En réalité, il s’agit d’un problème classique et ancien dans toutes les organisations, d’intégration et de différenciation.

Les dispositifs d’intégration (ou mécanismes de contrôle) se traduisent par des systèmes, des règles, des pratiques et des valeurs qui orientent les comportements des collaborateurs vers la réalisation des objectifs et de la stratégie de l’organisation.

Les chercheurs en contrôle de gestion, Teemu Malmi et David Brown, ont montré la diversité de tels dispositifs d’intégration massivement utilisés par les firmes : plans d’action à court, moyen et long terme (planification), budgets, indicateurs financiers et non financiers, tableaux de bord (contrôle cybernétique), récompenses et bonus, délégations des responsabilités, procédures, gouvernance (contrôles administratifs), valeurs, croyances, normes sociales (contrôles culturels) etc.

La grande majorité des fusions-acquisitions sont des échecs (Frédéric Fréry, Xerfi Canal, 2016).

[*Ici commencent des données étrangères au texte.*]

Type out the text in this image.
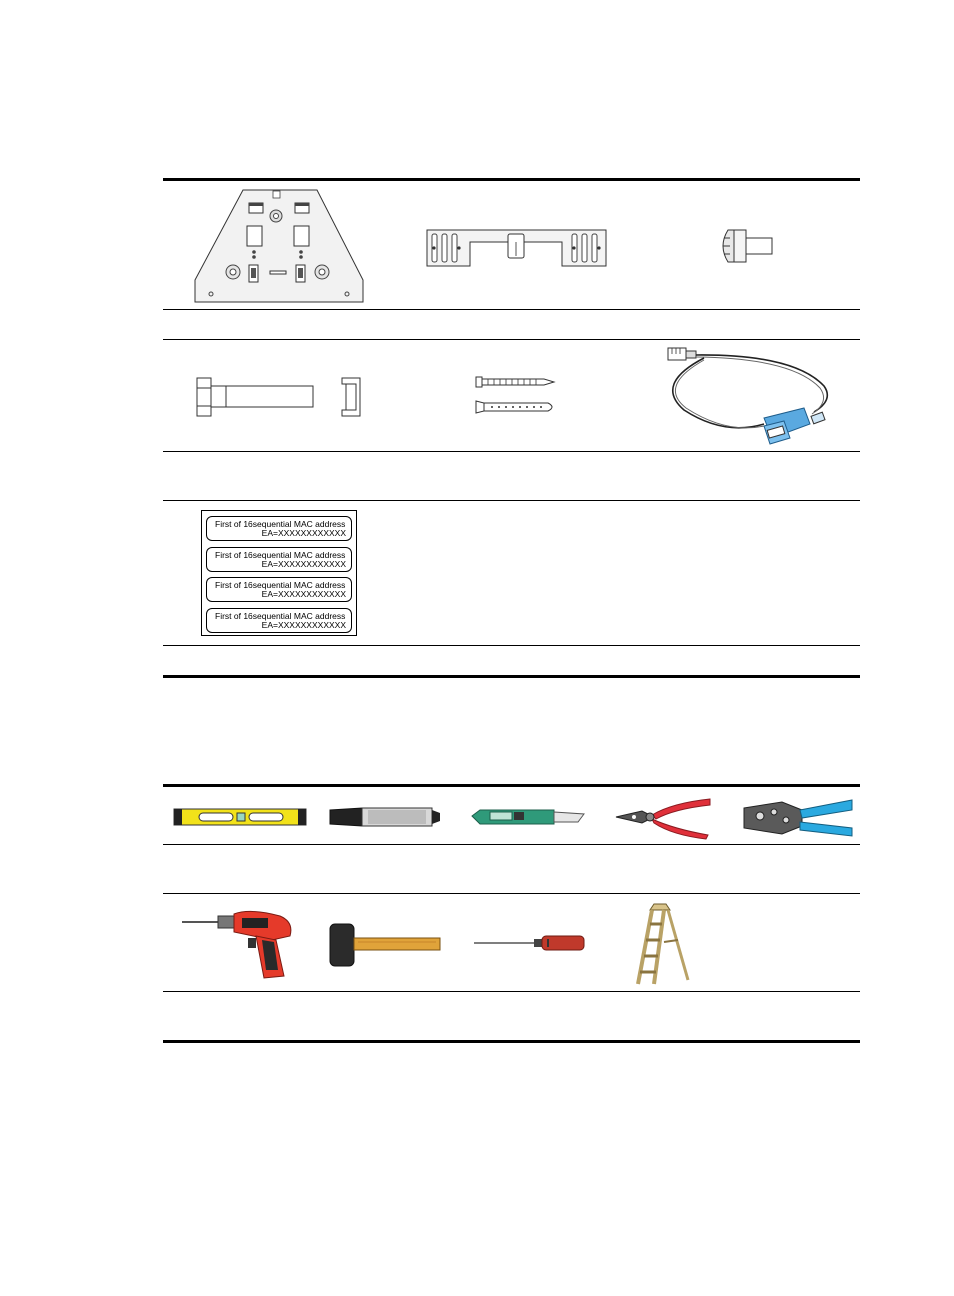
First of 16sequential MAC address
EA=XXXXXXXXXXXX
First of 16sequential MAC address
EA=XXXXXXXXXXXX
First of 16sequential MAC address
EA=XXXXXXXXXXXX
First of 16sequential MAC address
EA=XXXXXXXXXXXX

Dans le cas d’une fusion-acquisition, ces dispositifs d’intégration peuvent s’avérer tout à fait utiles pour sensibiliser les employés aux finalités de l’opération, pour véhiculer les objectifs de la nouvelle entité, voire même pour les rassurer quant à leur avenir (à supposer que cela soit envisageable !).

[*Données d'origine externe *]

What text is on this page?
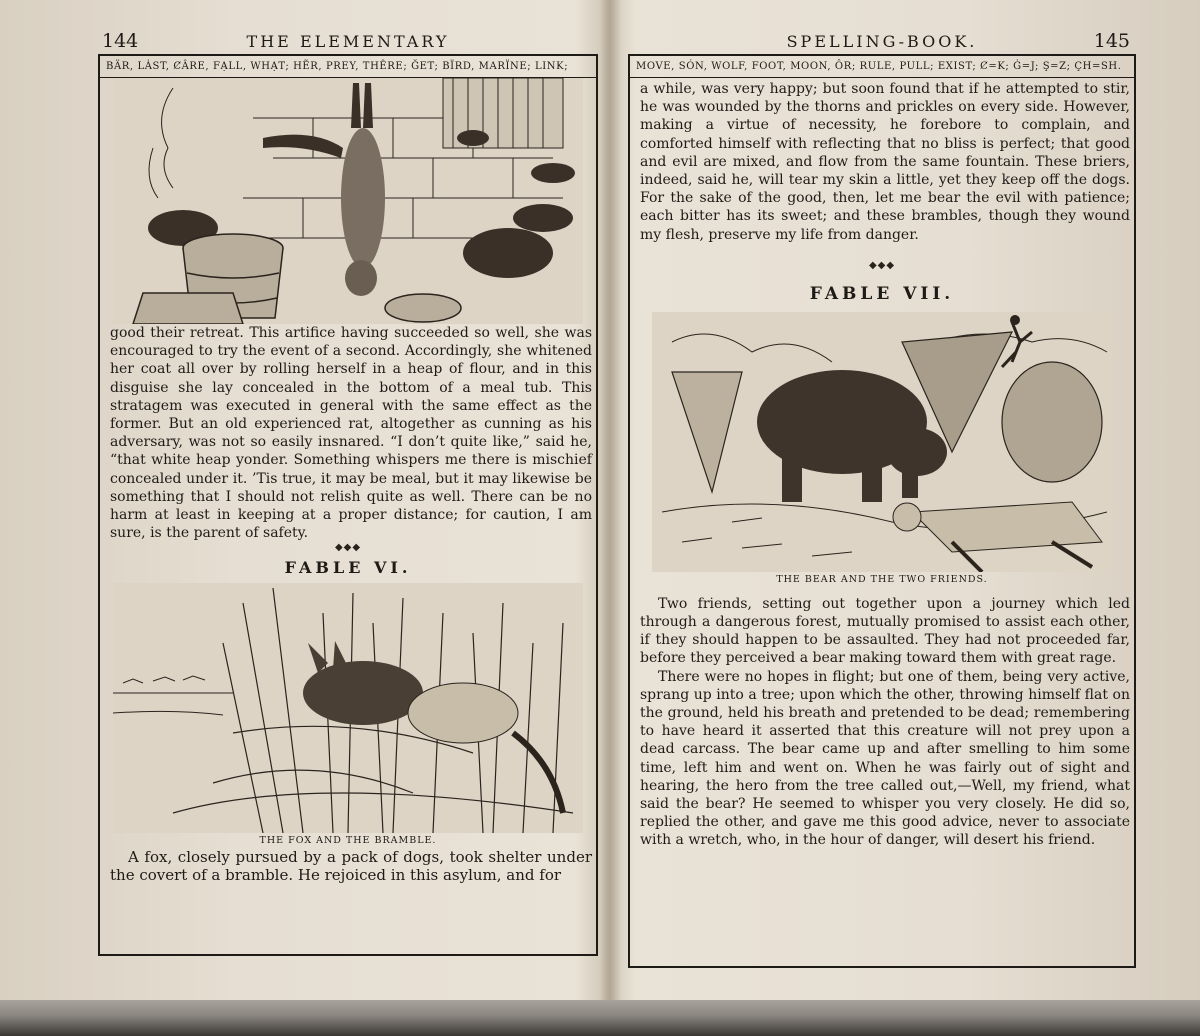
144	THE ELEMENTARY
BÄR, LȦST, ȻÂRE, FẠLL, WHẠT; HẼR, PREY, THÊRE; ĞET; BÏRD, MARÏNE; LINK;

good their retreat. This artifice having succeeded so well, she was encouraged to try the event of a second. Accordingly, she whitened her coat all over by rolling herself in a heap of flour, and in this disguise she lay concealed in the bottom of a meal tub. This stratagem was executed in general with the same effect as the former. But an old experienced rat, altogether as cunning as his adversary, was not so easily insnared. “I don’t quite like,” said he, “that white heap yonder. Something whispers me there is mischief concealed under it. ’Tis true, it may be meal, but it may likewise be something that I should not relish quite as well. There can be no harm at least in keeping at a proper distance; for caution, I am sure, is the parent of safety.

◆◆◆
FABLE VI.
THE FOX AND THE BRAMBLE.

A fox, closely pursued by a pack of dogs, took shelter under the covert of a bramble. He rejoiced in this asylum, and for

SPELLING-BOOK.	145
MOVE, SÓN, WOLF, FOOT, MOON, ÔR; RULE, PULL; EXIST; Ȼ=K; Ġ=J; Ş=Z; ÇH=SH.

a while, was very happy; but soon found that if he attempted to stir, he was wounded by the thorns and prickles on every side. However, making a virtue of necessity, he forebore to complain, and comforted himself with reflecting that no bliss is perfect; that good and evil are mixed, and flow from the same fountain. These briers, indeed, said he, will tear my skin a little, yet they keep off the dogs. For the sake of the good, then, let me bear the evil with patience; each bitter has its sweet; and these brambles, though they wound my flesh, preserve my life from danger.

◆◆◆
FABLE VII.
THE BEAR AND THE TWO FRIENDS.

Two friends, setting out together upon a journey which led through a dangerous forest, mutually promised to assist each other, if they should happen to be assaulted. They had not proceeded far, before they perceived a bear making toward them with great rage.

There were no hopes in flight; but one of them, being very active, sprang up into a tree; upon which the other, throwing himself flat on the ground, held his breath and pretended to be dead; remembering to have heard it asserted that this creature will not prey upon a dead carcass. The bear came up and after smelling to him some time, left him and went on. When he was fairly out of sight and hearing, the hero from the tree called out,—Well, my friend, what said the bear? He seemed to whisper you very closely. He did so, replied the other, and gave me this good advice, never to associate with a wretch, who, in the hour of danger, will desert his friend.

Dans ce type d’opération, le groupe acquéreur est alors amené à réaliser un choix complexe sur le degré et les mécanismes de contrôle (intégration) des différentes entités et sur leur autonomie (différenciation) respective.

Ce choix peut prendre trois formes différentes si l’on se réfère à l’une des nombreuses typologies réalisées sur le sujet : la préservation, l’absorption, la symbiose.

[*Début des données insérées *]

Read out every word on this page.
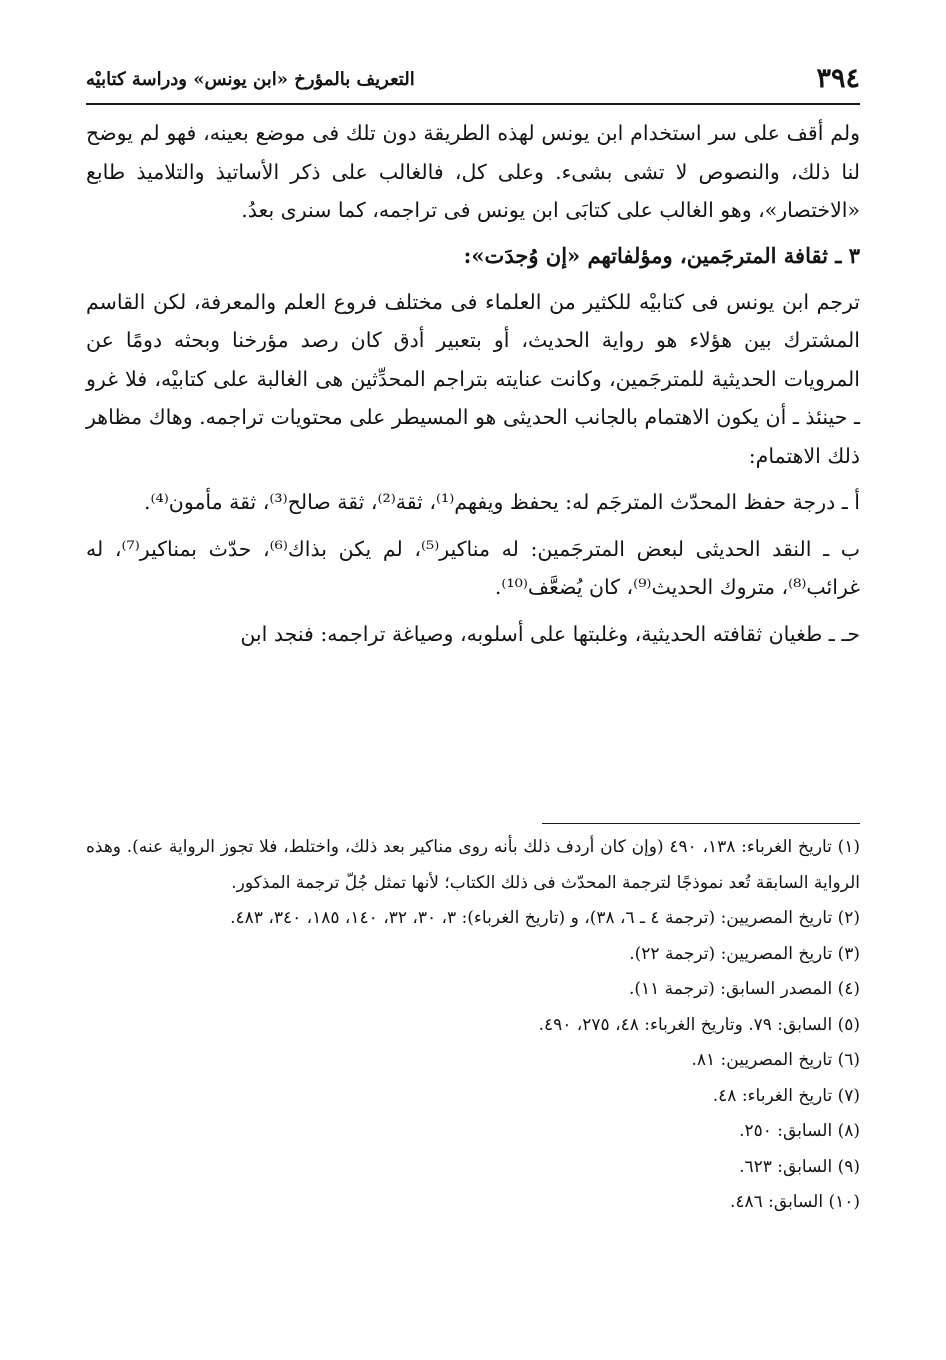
٣٩٤
التعريف بالمؤرخ «ابن يونس» ودراسة كتابيْه

ولم أقف على سر استخدام ابن يونس لهذه الطريقة دون تلك فى موضع بعينه، فهو لم يوضح لنا ذلك، والنصوص لا تشى بشىء. وعلى كل، فالغالب على ذكر الأساتيذ والتلاميذ طابع «الاختصار»، وهو الغالب على كتابَى ابن يونس فى تراجمه، كما سنرى بعدُ.

٣ ـ ثقافة المترجَمين، ومؤلفاتهم «إن وُجدَت»:

ترجم ابن يونس فى كتابيْه للكثير من العلماء فى مختلف فروع العلم والمعرفة، لكن القاسم المشترك بين هؤلاء هو رواية الحديث، أو بتعبير أدق كان رصد مؤرخنا وبحثه دومًا عن المرويات الحديثية للمترجَمين، وكانت عنايته بتراجم المحدِّثين هى الغالبة على كتابيْه، فلا غرو ـ حينئذ ـ أن يكون الاهتمام بالجانب الحديثى هو المسيطر على محتويات تراجمه. وهاك مظاهر ذلك الاهتمام:

أ ـ درجة حفظ المحدّث المترجَم له: يحفظ ويفهم⁽¹⁾، ثقة⁽²⁾، ثقة صالح⁽³⁾، ثقة مأمون⁽⁴⁾.

ب ـ النقد الحديثى لبعض المترجَمين: له مناكير⁽⁵⁾، لم يكن بذاك⁽⁶⁾، حدّث بمناكير⁽⁷⁾، له غرائب⁽⁸⁾، متروك الحديث⁽⁹⁾، كان يُضعَّف⁽¹⁰⁾.

حـ ـ طغيان ثقافته الحديثية، وغلبتها على أسلوبه، وصياغة تراجمه: فنجد ابن

(١) تاريخ الغرباء: ١٣٨، ٤٩٠ (وإن كان أردف ذلك بأنه روى مناكير بعد ذلك، واختلط، فلا تجوز الرواية عنه). وهذه الرواية السابقة تُعد نموذجًا لترجمة المحدّث فى ذلك الكتاب؛ لأنها تمثل جُلّ ترجمة المذكور.

(٢) تاريخ المصريين: (ترجمة ٤ ـ ٦، ٣٨)، و (تاريخ الغرباء): ٣، ٣٠، ٣٢، ١٤٠، ١٨٥، ٣٤٠، ٤٨٣.

(٣) تاريخ المصريين: (ترجمة ٢٢).

(٤) المصدر السابق: (ترجمة ١١).

(٥) السابق: ٧٩. وتاريخ الغرباء: ٤٨، ٢٧٥، ٤٩٠.

(٦) تاريخ المصريين: ٨١.

(٧) تاريخ الغرباء: ٤٨.

(٨) السابق: ٢٥٠.

(٩) السابق: ٦٢٣.

(١٠) السابق: ٤٨٦.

La première forme se traduit par la conservation de l’identité et de l’autonomie de chaque entité, la coordination se limitant à un contrôle financier (par exemple LVMH et Liberty Surf). Elle se retrouve souvent dans des stratégies de diversification menées par le groupe acquéreur.

La deuxième se caractérise par une faible autonomie de l’entité acquise et une très forte coordination par l’acquéreur. Elle passe le plus souvent par la recombinaison des ressources et de l’identité de la structure acquise (par exemple Axa et UAP).

La dernière forme d’intégration implique le maintien de l’autonomie tout en développant des relations de coordination approfondies sur le plan opérationnel par des mutualisations des processus (par exemple Air France et KLM).

Intégrer de manière optimale

Dès lors, parmi les différents facteurs de réussite d’une opération de fusion-acquisition, on peut relever l’importance d’une recherche de cohérence entre les dispositifs d’intégration (ou mécanismes de contrôle organisationnel) existants ou à développer dans chacune des entités et la forme d’intégration choisie.

On peut ainsi aisément comprendre que, dans le cas d’une intégration qui vise la préservation des spécificités de l’entité acquise, l’utilisation massive par l’acquéreur d’une variété de dispositifs d’intégration (contrôle culturel, contrôle administratif, contrôle cybernétique, planification…) s’avère peu pertinente.

Préservation, absorption ou symbiose : pour réussir une opération de fusion-acquisition, il est crucial de choisir judicieusement le dispositif d’intégration de l’entreprise acquise. Pixy, CC BY

Elle conduit à une mise sous contrôle excessive ou inadaptée des employés. Elle expose l’acquéreur au rejet des dispositifs d’intégration. Nombreux sont les travaux ayant démontré des risques de controverses, de non-appropriation voire de rejet, même au-delà des opérations de fusion-acquisition.

Inversement, la seule utilisation d’outils de contrôle cybernétique dans une forme fusionnelle ne serait pas suffisante pour assurer l’intégration de l’entreprise acquise.

Après une période de fortes incertitudes sur la réalisation de l’opération entre les deux géants français de la gestion de l’eau et de la valorisation des déchets, la réflexion sur les conditions de l’intégration va s’engager. Elle devrait se focaliser rapidement sur la recherche d’une articulation la plus pertinente possible entre les formes et les dispositifs d’intégration.